Придерживаясь такого понимания системности, мы всецело разделяем взгляд, согласно которому импульс к эволюционному развитию, зарождающийся на самом высоком уровне и передающийся сверху вниз (от системы к ее компонентам), оказывается гораздо более могущественным, чем идущий в обратном направлении. Поэтому не приходится сомневаться, что истинные причины изменения таксонов следует искать на экосистемном уровне.
Таким образом, в соответствии с теорией систем эволюционная судьба видов как компонентов и функциональных единиц экосистемы определяется ее состоянием. Виды реагируют на сигналы системы, которой принадлежат. Такая зависимость выражает нисходящую причинность, а соответствующий взгляд на эволюцию можно назвать «эволюцией сверху». Нисходящая причинность оставляет мало места для случайности.
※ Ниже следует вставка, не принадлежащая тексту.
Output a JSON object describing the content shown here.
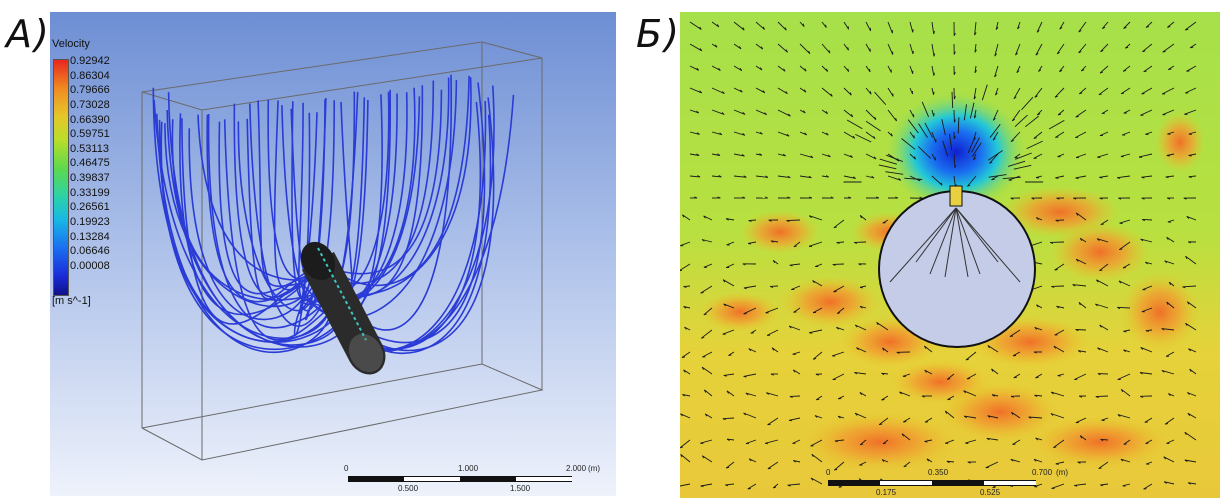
{
  "panel_a": {
    "label": "А)",
    "legend": {
      "title": "Velocity",
      "ticks": [
        "0.92942",
        "0.86304",
        "0.79666",
        "0.73028",
        "0.66390",
        "0.59751",
        "0.53113",
        "0.46475",
        "0.39837",
        "0.33199",
        "0.26561",
        "0.19923",
        "0.13284",
        "0.06646",
        "0.00008"
      ],
      "unit": "[m s^-1]"
    },
    "scale": {
      "top_labels": [
        "0",
        "1.000",
        "2.000"
      ],
      "bottom_labels": [
        "0.500",
        "1.500"
      ],
      "unit": "(m)"
    }
  },
  "panel_b": {
    "label": "Б)",
    "scale": {
      "top_labels": [
        "0",
        "0.350",
        "0.700"
      ],
      "bottom_labels": [
        "0.175",
        "0.525"
      ],
      "unit": "(m)"
    }
  },
  "colors": {
    "streamline": "#2a3bd6",
    "background_top": "#6d8ed4",
    "field_green": "#a6e04a",
    "field_orange": "#f0a030"
  }
}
Легко понять, что в эволюции, как и в других сферах жизни, системная причинность – вещь не надуманная, а проявление одного из универсальных принципов бытия, только всерьез поздно осознанный. Простая логика подсказывает, что, будучи однажды по-настоящему осмыслен, этот принцип уже не может быть удален из эволюционной теории и заменен каким-то другим. Такие концептуальные приобретения остаются в науке навсегда.
В свете теории систем биологические виды перестают быть самостоятельно эволюционирующей единицей, и этот статус переходит к экосистеме (биоценозу). Из этого вытекает необходимость радикальной перестройки эволюционной теории. Ее построение следует начинать не с мутаций, как это принято сейчас в учебниках и руководствах, а с закономерностей эволюции биоценозов. Последние необходимо будет увязать с этапами развития биосферы как высшей системы, охватывающей биоту в целом. Это будет общая теория эволюции живого, в рамках которой эволюция организмов и видообразование займут надлежащее место сообразно представляемому ими уровню организации. Создание такой общей теории – сложная и весьма масштабная задача, и ее решение потребует значительного времени. Основная трудность здесь связана прежде всего с неразработанностью согласованных принципов и подходов, касающихся описания эволюции экосистем. Однако к всемерному распространению системного понимания эволюции надо стремиться уже сейчас.
Из нового, системного понимания эволюции вытекает важнейший практический вывод, к которому давно пришли экологи: чтобы сохранить жизнь и ее видовое разнообразие, надо беречь экосистемы.